Le lendemain, vers dix heures, attablée au petit guéridon sous la tonnelle, Margot sirote une tasse de café, se laissant caresser par les rayons du soleil. Soudain, elle sursaute car devant elle, un homme s'est approché sans bruit et l'observe. Elle en est gênée et sent ses joues rosir.
Une fois les présentations faites, elle guide Pierre Laroque vers la bâtisse et lui explique la raison de son appel.
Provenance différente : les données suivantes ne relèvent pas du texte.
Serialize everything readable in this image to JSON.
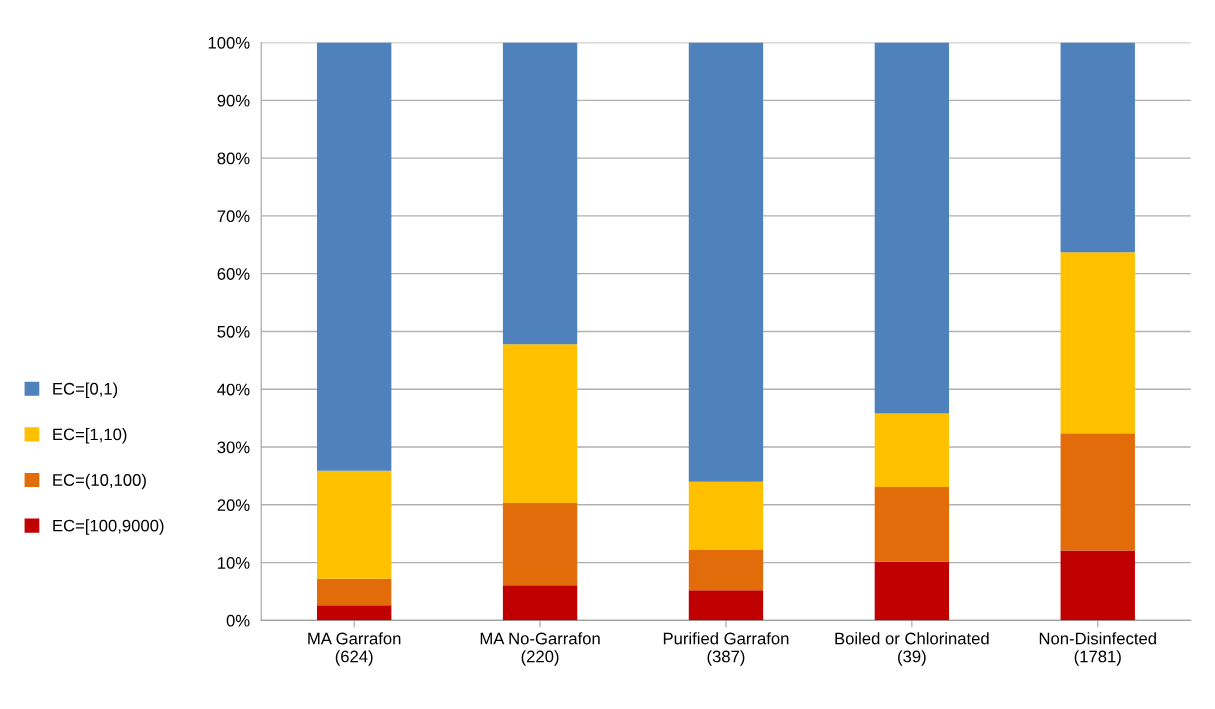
{
  "chart_data": {
    "type": "bar",
    "stacked": true,
    "categories": [
      "MA Garrafon\n(624)",
      "MA No-Garrafon\n(220)",
      "Purified Garrafon\n(387)",
      "Boiled or Chlorinated\n(39)",
      "Non-Disinfected\n(1781)"
    ],
    "series": [
      {
        "name": "EC=[100,9000)",
        "color": "#c00000",
        "values": [
          2.6,
          6.1,
          5.2,
          10.2,
          12.1
        ]
      },
      {
        "name": "EC=(10,100)",
        "color": "#e36c0a",
        "values": [
          4.6,
          14.2,
          7.0,
          12.9,
          20.3
        ]
      },
      {
        "name": "EC=[1,10)",
        "color": "#ffc000",
        "values": [
          18.7,
          27.5,
          11.8,
          12.7,
          31.3
        ]
      },
      {
        "name": "EC=[0,1)",
        "color": "#4f81bd",
        "values": [
          74.1,
          52.2,
          76.0,
          64.2,
          36.3
        ]
      }
    ],
    "ylim": [
      0,
      100
    ],
    "yticks": [
      {
        "value": 0,
        "label": "0%"
      },
      {
        "value": 10,
        "label": "10%"
      },
      {
        "value": 20,
        "label": "20%"
      },
      {
        "value": 30,
        "label": "30%"
      },
      {
        "value": 40,
        "label": "40%"
      },
      {
        "value": 50,
        "label": "50%"
      },
      {
        "value": 60,
        "label": "60%"
      },
      {
        "value": 70,
        "label": "70%"
      },
      {
        "value": 80,
        "label": "80%"
      },
      {
        "value": 90,
        "label": "90%"
      },
      {
        "value": 100,
        "label": "100%"
      }
    ],
    "grid": "y",
    "legend": "left"
  }
}
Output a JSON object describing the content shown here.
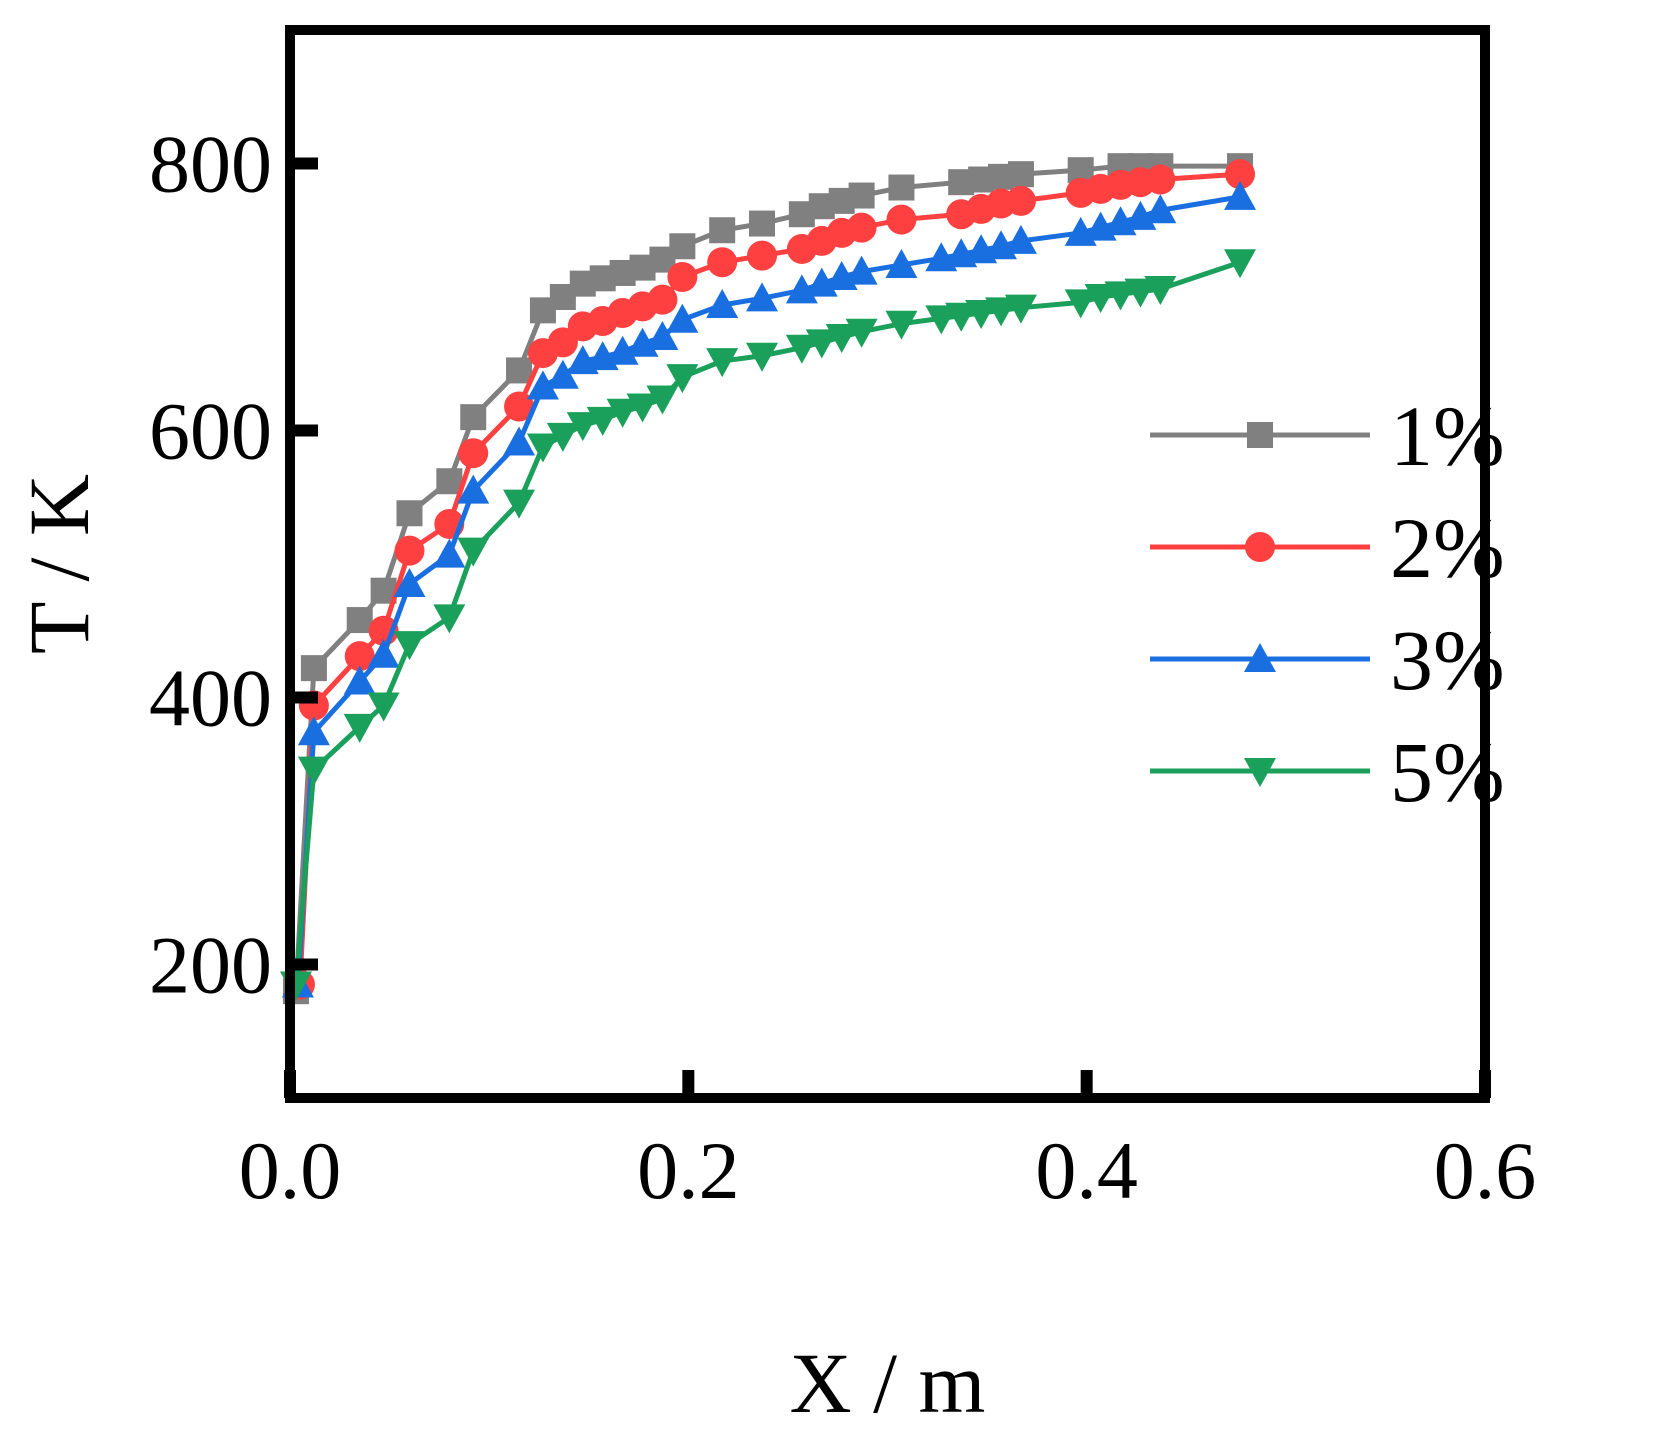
{
  "chart_data": {
    "type": "line",
    "title": "",
    "xlabel": "X / m",
    "ylabel": "T / K",
    "xlim": [
      0.0,
      0.6
    ],
    "ylim": [
      100,
      900
    ],
    "xticks": [
      0.0,
      0.2,
      0.4,
      0.6
    ],
    "xtick_labels": [
      "0.0",
      "0.2",
      "0.4",
      "0.6"
    ],
    "yticks": [
      200,
      400,
      600,
      800
    ],
    "ytick_labels": [
      "200",
      "400",
      "600",
      "800"
    ],
    "grid": false,
    "legend_position": "right",
    "series": [
      {
        "name": "1%",
        "color": "#808080",
        "marker": "square",
        "x": [
          0.003,
          0.012,
          0.035,
          0.047,
          0.06,
          0.08,
          0.092,
          0.115,
          0.127,
          0.137,
          0.147,
          0.157,
          0.167,
          0.177,
          0.187,
          0.197,
          0.217,
          0.237,
          0.257,
          0.267,
          0.277,
          0.287,
          0.307,
          0.337,
          0.347,
          0.357,
          0.367,
          0.397,
          0.417,
          0.427,
          0.437,
          0.477
        ],
        "y": [
          180,
          422,
          458,
          480,
          538,
          562,
          610,
          645,
          690,
          700,
          710,
          714,
          718,
          722,
          728,
          738,
          750,
          755,
          762,
          768,
          772,
          776,
          782,
          786,
          788,
          790,
          792,
          795,
          798,
          798,
          798,
          798
        ]
      },
      {
        "name": "2%",
        "color": "#ff4040",
        "marker": "circle",
        "x": [
          0.005,
          0.012,
          0.035,
          0.047,
          0.06,
          0.08,
          0.092,
          0.115,
          0.127,
          0.137,
          0.147,
          0.157,
          0.167,
          0.177,
          0.187,
          0.197,
          0.217,
          0.237,
          0.257,
          0.267,
          0.277,
          0.287,
          0.307,
          0.337,
          0.347,
          0.357,
          0.367,
          0.397,
          0.407,
          0.417,
          0.427,
          0.437,
          0.477
        ],
        "y": [
          185,
          394,
          431,
          450,
          510,
          530,
          583,
          618,
          658,
          666,
          678,
          682,
          688,
          693,
          698,
          715,
          726,
          731,
          736,
          742,
          748,
          752,
          758,
          762,
          766,
          770,
          772,
          778,
          781,
          784,
          786,
          788,
          792
        ]
      },
      {
        "name": "3%",
        "color": "#1a6fe0",
        "marker": "triangle-up",
        "x": [
          0.004,
          0.012,
          0.035,
          0.047,
          0.06,
          0.08,
          0.092,
          0.115,
          0.127,
          0.137,
          0.147,
          0.157,
          0.167,
          0.177,
          0.187,
          0.197,
          0.217,
          0.237,
          0.257,
          0.267,
          0.277,
          0.287,
          0.307,
          0.327,
          0.337,
          0.347,
          0.357,
          0.367,
          0.397,
          0.407,
          0.417,
          0.427,
          0.437,
          0.477
        ],
        "y": [
          185,
          374,
          412,
          432,
          485,
          507,
          555,
          591,
          633,
          641,
          652,
          655,
          659,
          665,
          670,
          683,
          694,
          699,
          705,
          710,
          715,
          719,
          724,
          729,
          732,
          735,
          738,
          742,
          748,
          752,
          756,
          760,
          765,
          775
        ]
      },
      {
        "name": "5%",
        "color": "#1aa05a",
        "marker": "triangle-down",
        "x": [
          0.003,
          0.012,
          0.035,
          0.047,
          0.06,
          0.08,
          0.092,
          0.115,
          0.127,
          0.137,
          0.147,
          0.157,
          0.167,
          0.177,
          0.187,
          0.197,
          0.217,
          0.237,
          0.257,
          0.267,
          0.277,
          0.287,
          0.307,
          0.327,
          0.337,
          0.347,
          0.357,
          0.367,
          0.397,
          0.407,
          0.417,
          0.427,
          0.437,
          0.477
        ],
        "y": [
          185,
          346,
          378,
          394,
          440,
          460,
          510,
          546,
          588,
          596,
          604,
          608,
          614,
          618,
          624,
          640,
          652,
          656,
          662,
          666,
          670,
          674,
          680,
          684,
          686,
          688,
          690,
          692,
          696,
          700,
          702,
          704,
          706,
          726
        ]
      }
    ]
  }
}
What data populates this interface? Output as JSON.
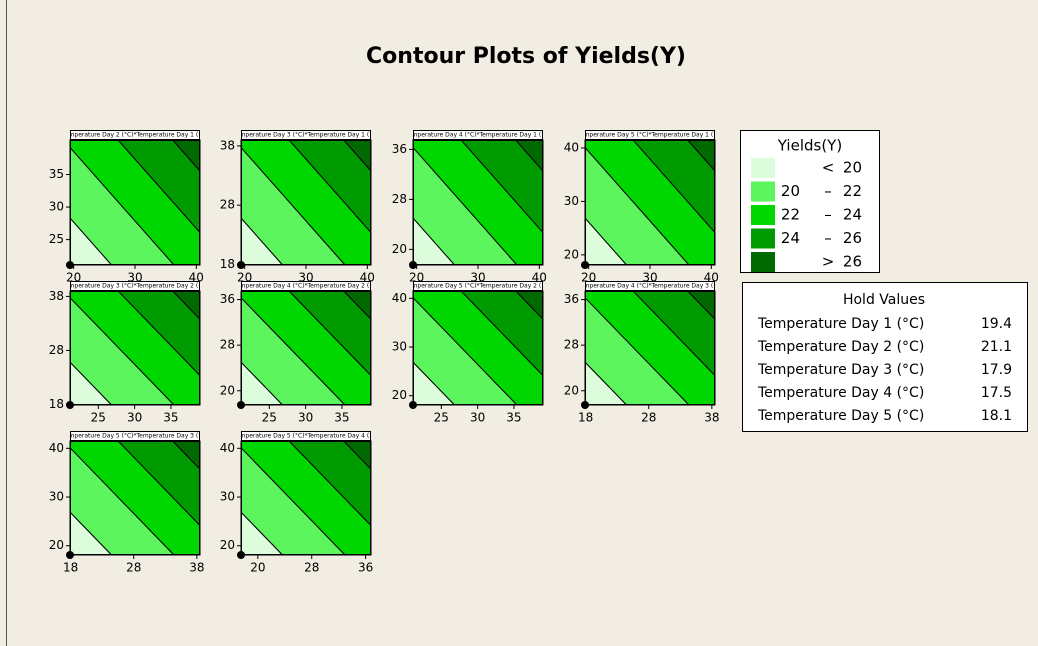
{
  "title": "Contour Plots of Yields(Y)",
  "panels": [
    {
      "title": "Temperature Day 2 (°C)*Temperature Day 1 (°C)",
      "xlim": [
        19.4,
        40.6
      ],
      "ylim": [
        21.1,
        40.3
      ],
      "xticks": [
        20,
        30,
        40
      ],
      "yticks": [
        25,
        30,
        35
      ]
    },
    {
      "title": "Temperature Day 3 (°C)*Temperature Day 1 (°C)",
      "xlim": [
        19.4,
        40.6
      ],
      "ylim": [
        17.9,
        39
      ],
      "xticks": [
        20,
        30,
        40
      ],
      "yticks": [
        18,
        28,
        38
      ]
    },
    {
      "title": "Temperature Day 4 (°C)*Temperature Day 1 (°C)",
      "xlim": [
        19.4,
        40.6
      ],
      "ylim": [
        17.5,
        37.5
      ],
      "xticks": [
        20,
        30,
        40
      ],
      "yticks": [
        20,
        28,
        36
      ]
    },
    {
      "title": "Temperature Day 5 (°C)*Temperature Day 1 (°C)",
      "xlim": [
        19.4,
        40.6
      ],
      "ylim": [
        18.1,
        41.5
      ],
      "xticks": [
        20,
        30,
        40
      ],
      "yticks": [
        20,
        30,
        40
      ]
    },
    {
      "title": "Temperature Day 3 (°C)*Temperature Day 2 (°C)",
      "xlim": [
        21.1,
        39
      ],
      "ylim": [
        17.9,
        39
      ],
      "xticks": [
        25,
        30,
        35
      ],
      "yticks": [
        18,
        28,
        38
      ]
    },
    {
      "title": "Temperature Day 4 (°C)*Temperature Day 2 (°C)",
      "xlim": [
        21.1,
        39
      ],
      "ylim": [
        17.5,
        37.5
      ],
      "xticks": [
        25,
        30,
        35
      ],
      "yticks": [
        20,
        28,
        36
      ]
    },
    {
      "title": "Temperature Day 5 (°C)*Temperature Day 2 (°C)",
      "xlim": [
        21.1,
        39
      ],
      "ylim": [
        18.1,
        41.5
      ],
      "xticks": [
        25,
        30,
        35
      ],
      "yticks": [
        20,
        30,
        40
      ]
    },
    {
      "title": "Temperature Day 4 (°C)*Temperature Day 3 (°C)",
      "xlim": [
        17.9,
        38.5
      ],
      "ylim": [
        17.5,
        37.5
      ],
      "xticks": [
        18,
        28,
        38
      ],
      "yticks": [
        20,
        28,
        36
      ]
    },
    {
      "title": "Temperature Day 5 (°C)*Temperature Day 3 (°C)",
      "xlim": [
        17.9,
        38.5
      ],
      "ylim": [
        18.1,
        41.5
      ],
      "xticks": [
        18,
        28,
        38
      ],
      "yticks": [
        20,
        30,
        40
      ]
    },
    {
      "title": "Temperature Day 5 (°C)*Temperature Day 4 (°C)",
      "xlim": [
        17.5,
        36.8
      ],
      "ylim": [
        18.1,
        41.5
      ],
      "xticks": [
        20,
        28,
        36
      ],
      "yticks": [
        20,
        30,
        40
      ]
    }
  ],
  "legend": {
    "title": "Yields(Y)",
    "items": [
      {
        "op": "<",
        "value": 20,
        "color": "#dcfcdc"
      },
      {
        "low": 20,
        "sep": "–",
        "high": 22,
        "color": "#5df55d"
      },
      {
        "low": 22,
        "sep": "–",
        "high": 24,
        "color": "#00d700"
      },
      {
        "low": 24,
        "sep": "–",
        "high": 26,
        "color": "#009b00"
      },
      {
        "op": ">",
        "value": 26,
        "color": "#006a00"
      }
    ]
  },
  "hold_values": {
    "title": "Hold Values",
    "rows": [
      {
        "name": "Temperature Day 1 (°C)",
        "value": 19.4
      },
      {
        "name": "Temperature Day 2 (°C)",
        "value": 21.1
      },
      {
        "name": "Temperature Day 3 (°C)",
        "value": 17.9
      },
      {
        "name": "Temperature Day 4 (°C)",
        "value": 17.5
      },
      {
        "name": "Temperature Day 5 (°C)",
        "value": 18.1
      }
    ]
  }
}
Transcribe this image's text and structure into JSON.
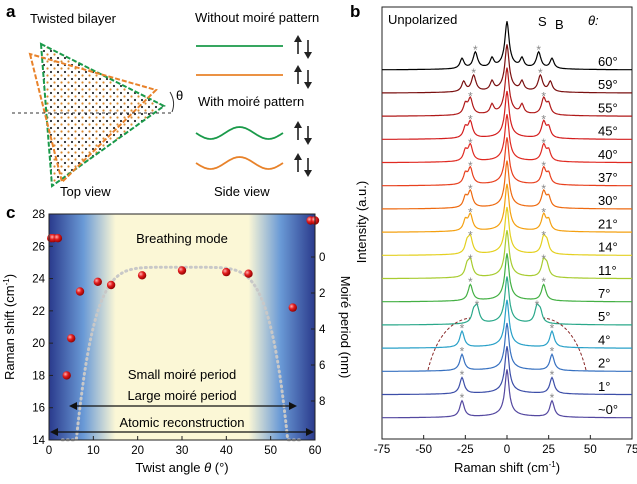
{
  "panel_a": {
    "letter": "a",
    "title": "Twisted bilayer",
    "top_view_label": "Top view",
    "side_view_label": "Side view",
    "without_label": "Without moiré pattern",
    "with_label": "With moiré pattern",
    "angle_symbol": "θ",
    "colors": {
      "green": "#1a9a4a",
      "orange": "#e8822a"
    }
  },
  "panel_b": {
    "letter": "b",
    "corner_label": "Unpolarized",
    "peak_S": "S",
    "peak_B": "B",
    "angle_header": "θ:",
    "xlabel": "Raman shift (cm",
    "xlabel_sup": "-1",
    "xlabel_end": ")",
    "ylabel": "Intensity (a.u.)",
    "marker": "*"
  },
  "panel_c": {
    "letter": "c",
    "breathing_label": "Breathing mode",
    "small_period_label": "Small moiré period",
    "large_period_label": "Large moiré period",
    "atomic_label": "Atomic reconstruction",
    "xlabel_main": "Twist angle ",
    "xlabel_theta": "θ",
    "xlabel_end": " (°)",
    "ylabel_left_main": "Raman shift (cm",
    "ylabel_left_sup": "-1",
    "ylabel_left_end": ")",
    "ylabel_right": "Moiré period (nm)"
  },
  "chart_data": [
    {
      "type": "line",
      "panel": "b",
      "xlim": [
        -75,
        75
      ],
      "xticks": [
        "-75",
        "-50",
        "-25",
        "0",
        "25",
        "50",
        "75"
      ],
      "series": [
        {
          "name": "60°",
          "color": "#000000"
        },
        {
          "name": "59°",
          "color": "#7a1010"
        },
        {
          "name": "55°",
          "color": "#b01818"
        },
        {
          "name": "45°",
          "color": "#d41e1e"
        },
        {
          "name": "40°",
          "color": "#e02a22"
        },
        {
          "name": "37°",
          "color": "#e8401e"
        },
        {
          "name": "30°",
          "color": "#ee6a10"
        },
        {
          "name": "21°",
          "color": "#f4a010"
        },
        {
          "name": "14°",
          "color": "#e4d020"
        },
        {
          "name": "11°",
          "color": "#a8cc30"
        },
        {
          "name": "7°",
          "color": "#44b044"
        },
        {
          "name": "5°",
          "color": "#2aa88a"
        },
        {
          "name": "4°",
          "color": "#28a0c8"
        },
        {
          "name": "2°",
          "color": "#3670c0"
        },
        {
          "name": "1°",
          "color": "#3c4ea8"
        },
        {
          "name": "~0°",
          "color": "#5448a0"
        }
      ],
      "peaks": [
        {
          "angle": "60°",
          "S": 19,
          "B": 27
        },
        {
          "angle": "59°",
          "S": 20,
          "B": 26
        },
        {
          "angle": "55°",
          "S": 22,
          "B": 25
        },
        {
          "angle": "45°",
          "S": 22,
          "B": 25
        },
        {
          "angle": "40°",
          "S": 22,
          "B": 25
        },
        {
          "angle": "37°",
          "S": 22,
          "B": 25
        },
        {
          "angle": "30°",
          "S": 22,
          "B": 25
        },
        {
          "angle": "21°",
          "S": 22,
          "B": 25
        },
        {
          "angle": "14°",
          "S": 22,
          "B": 24
        },
        {
          "angle": "11°",
          "S": 22,
          "B": 24
        },
        {
          "angle": "7°",
          "S": 22,
          "B": 22
        },
        {
          "angle": "5°",
          "S": 18,
          "B": 20
        },
        {
          "angle": "4°",
          "S": 27,
          "B": 27
        },
        {
          "angle": "2°",
          "S": 27,
          "B": 27
        },
        {
          "angle": "1°",
          "S": 27,
          "B": 27
        },
        {
          "angle": "~0°",
          "S": 27,
          "B": 27
        }
      ]
    },
    {
      "type": "scatter",
      "panel": "c",
      "xlim": [
        0,
        60
      ],
      "ylim": [
        14,
        28
      ],
      "xticks": [
        "0",
        "10",
        "20",
        "30",
        "40",
        "50",
        "60"
      ],
      "yticks": [
        "14",
        "16",
        "18",
        "20",
        "22",
        "24",
        "26",
        "28"
      ],
      "y2ticks": [
        "0",
        "2",
        "4",
        "6",
        "8"
      ],
      "x": [
        0.5,
        1.0,
        2.0,
        4.0,
        5.0,
        7.0,
        11.0,
        14.0,
        21.0,
        30.0,
        40.0,
        45.0,
        55.0,
        59.0,
        60.0
      ],
      "y": [
        26.5,
        26.5,
        26.5,
        18.0,
        20.3,
        23.2,
        23.8,
        23.6,
        24.2,
        24.5,
        24.4,
        24.3,
        22.2,
        27.6,
        27.6
      ],
      "fit": "dotted"
    }
  ]
}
S'il pouvait planifier les travaux rapidement, elle lui en saurait gré ; elle lui explique qu'elle est encore en congé pour deux semaines et lui offre un café sous la véranda. Lui l'écoute, l'observe, balaie d'un regard connaisseur la beauté des lieux. Il commencera après-demain, de préférence de bonne heure si elle n'y voit pas d'inconvénient. Ils prennent congé et elle le regarde quitter le parc, détaillant la démarche, la carrure de ce bel homme puis se secoue, légèrement déstabilisée par les sentiments qui l'envahissent.
Les travaux durèrent une semaine. Pierre Laroque déjeuna et dîna souvent en compagnie de Margot, sous la tonnelle. Le parc n'avait plus entendu depuis longtemps les éclats de rire de la propriétaire. Une ou deux fois, la chouette pensionnaire du faîtage fut même dérangée par les lueurs des bougies sur le guéridon.
Puis, le panneau « À vendre » disparut du portail.